Face à cette accélération d’une dérégulation mondiale qui touche de plein fouet le marché de l’emploi en France et en Europe, quels pouvaient être aujourd’hui les choix du Gouvernement ? Choix stratégiques, choix économiques, choix politiques, choix sociaux : la marge de manœuvre est étroite, je le conçois aisément.
Les premiers signes que vous avez donnés, par l’organisation de la conférence sociale de juillet dernier et la mise en route de plusieurs chantiers de négociations avec les organisations syndicales, tant salariales que patronales, étaient de bon augure et laissaient poindre une méthode intéressante, Claude Jeannerot l’a d’ailleurs rappelé. La commission des affaires sociales vous a félicité pour cette initiative, même si les parlementaires auraient préféré être associés d’une manière ou d’une autre en amont de ces négociations. Vous n’avez pas fait ce choix, mais il fallait – et, là encore, je peux aisément le comprendre – que se renouent les fils de la confiance entre les syndicats et le Gouvernement, fils bien distendus sous le gouvernement de François Fillon.
Mettre le dialogue social au cœur des politiques de gauche est une bonne chose. En envisager la constitutionnalisation, comme l’a proposé le Président de la République, est également une bonne chose, même si cela appelle quelques précisions quant aux modalités de ce dialogue, à la valeur juridique des accords éventuellement obtenus et au rôle de chacun dans le fonctionnement de nos institutions.

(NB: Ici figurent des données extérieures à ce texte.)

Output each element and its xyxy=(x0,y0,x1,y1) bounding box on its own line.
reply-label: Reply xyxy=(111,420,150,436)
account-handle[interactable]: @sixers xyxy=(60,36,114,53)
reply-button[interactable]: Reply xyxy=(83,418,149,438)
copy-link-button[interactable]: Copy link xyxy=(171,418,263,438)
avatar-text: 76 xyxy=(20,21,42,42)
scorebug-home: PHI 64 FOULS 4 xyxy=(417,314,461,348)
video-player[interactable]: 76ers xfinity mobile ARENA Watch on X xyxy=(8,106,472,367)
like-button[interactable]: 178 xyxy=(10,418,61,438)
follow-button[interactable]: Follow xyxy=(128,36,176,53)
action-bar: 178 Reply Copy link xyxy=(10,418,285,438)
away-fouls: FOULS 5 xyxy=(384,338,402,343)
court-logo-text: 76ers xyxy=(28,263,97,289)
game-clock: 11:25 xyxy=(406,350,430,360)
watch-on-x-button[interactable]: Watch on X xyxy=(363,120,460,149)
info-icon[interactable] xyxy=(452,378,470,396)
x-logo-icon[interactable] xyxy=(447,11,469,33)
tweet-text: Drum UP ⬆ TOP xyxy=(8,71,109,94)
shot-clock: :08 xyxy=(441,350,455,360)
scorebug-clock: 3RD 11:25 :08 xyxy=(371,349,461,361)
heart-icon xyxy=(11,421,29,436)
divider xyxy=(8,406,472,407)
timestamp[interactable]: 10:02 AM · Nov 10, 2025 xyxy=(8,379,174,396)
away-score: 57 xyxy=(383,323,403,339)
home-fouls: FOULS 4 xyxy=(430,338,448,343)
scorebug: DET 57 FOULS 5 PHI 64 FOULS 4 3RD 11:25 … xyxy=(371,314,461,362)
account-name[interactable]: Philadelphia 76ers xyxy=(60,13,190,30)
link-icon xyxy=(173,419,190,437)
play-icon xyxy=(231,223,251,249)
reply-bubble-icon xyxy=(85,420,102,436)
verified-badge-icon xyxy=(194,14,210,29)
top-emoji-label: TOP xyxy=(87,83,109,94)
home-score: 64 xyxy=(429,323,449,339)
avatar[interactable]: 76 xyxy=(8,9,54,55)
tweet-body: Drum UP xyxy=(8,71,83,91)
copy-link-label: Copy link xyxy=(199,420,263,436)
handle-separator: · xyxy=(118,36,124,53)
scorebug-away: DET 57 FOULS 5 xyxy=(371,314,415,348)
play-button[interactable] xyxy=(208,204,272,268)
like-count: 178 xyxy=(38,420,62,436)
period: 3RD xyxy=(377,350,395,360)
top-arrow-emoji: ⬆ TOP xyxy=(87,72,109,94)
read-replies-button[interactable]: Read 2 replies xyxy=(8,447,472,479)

En effet, je tiens à le dire ici, le travail parlementaire est l’une des garanties de la démocratie dans notre pays, et les conditions de ce travail doivent permettre aux élus que nous sommes, quelle que soit notre appréciation des accords obtenus, de faire respecter cette démocratie. Particulièrement en matière de principes fondamentaux du droit du travail, le Parlement est libre d’élaborer la loi et il nous appartient donc, en tant que parlementaires, d’exercer nos compétences. Qui plus est, nous devons respecter les engagements internationaux et européens de la France. Aussi, lors de l’élaboration des textes législatifs, nous devons nous assurer que les droits fondamentaux prévus dans le cadre de ces engagements seront effectifs.
Je me dois donc, monsieur le ministre, au nom de la commission des affaires sociales, de faire état une nouvelle fois des conditions particulièrement difficiles dans lesquelles nous avons été contraints de travailler. Bien sûr, je l’ai dit, il y a urgence, et personne ici ne le conteste. Mais étions-nous à huit jours près ? Laissez-nous le temps nécessaire à un bon travail parlementaire : la loi n’en sera que mieux écrite !
Je souhaite revenir un instant sur le dialogue social, qui est pour moi, comme pour vous, je le sais, monsieur le ministre, et pour vous toutes et vous tous, mes chers collègues, un moment important de la démocratie sociale.
Toutes les organisations syndicales, qu’elles soient ou non signataires de l’accord, nous ont confirmé qu’elles avaient répondu en confiance et avec conviction à l’invitation du président Hollande à la conférence sociale de juillet, puis qu’elles avaient pris part dans un esprit constructif, avec un grand souci de sécurisation de l’emploi, aux négociations que vous avez ouvertes. Mais force est de constater que la lecture de l’accord n’est pas la même pour toutes : pour certaines, il s’agit d’un accord « gagnant-gagnant » quand, pour d’autres, il s’agit d’un recul social sans précédent !
Je crois pouvoir dire, tout comme vous-même, monsieur le ministre, que ce texte « fera date ». Oui, il fera date parce qu’il constitue, pour le moins, un bouleversement durable des droits individuels et collectifs des salarié(e)s et des conditions de règlement des litiges.
Je tiens à remercier à mon tour le rapporteur de notre commission, Claude Jeannerot, et l’équipe de collaborateurs qui l’a épaulé. Je salue l’importance et la qualité du travail accompli pendant le temps un peu trop court dont nous avons disposé.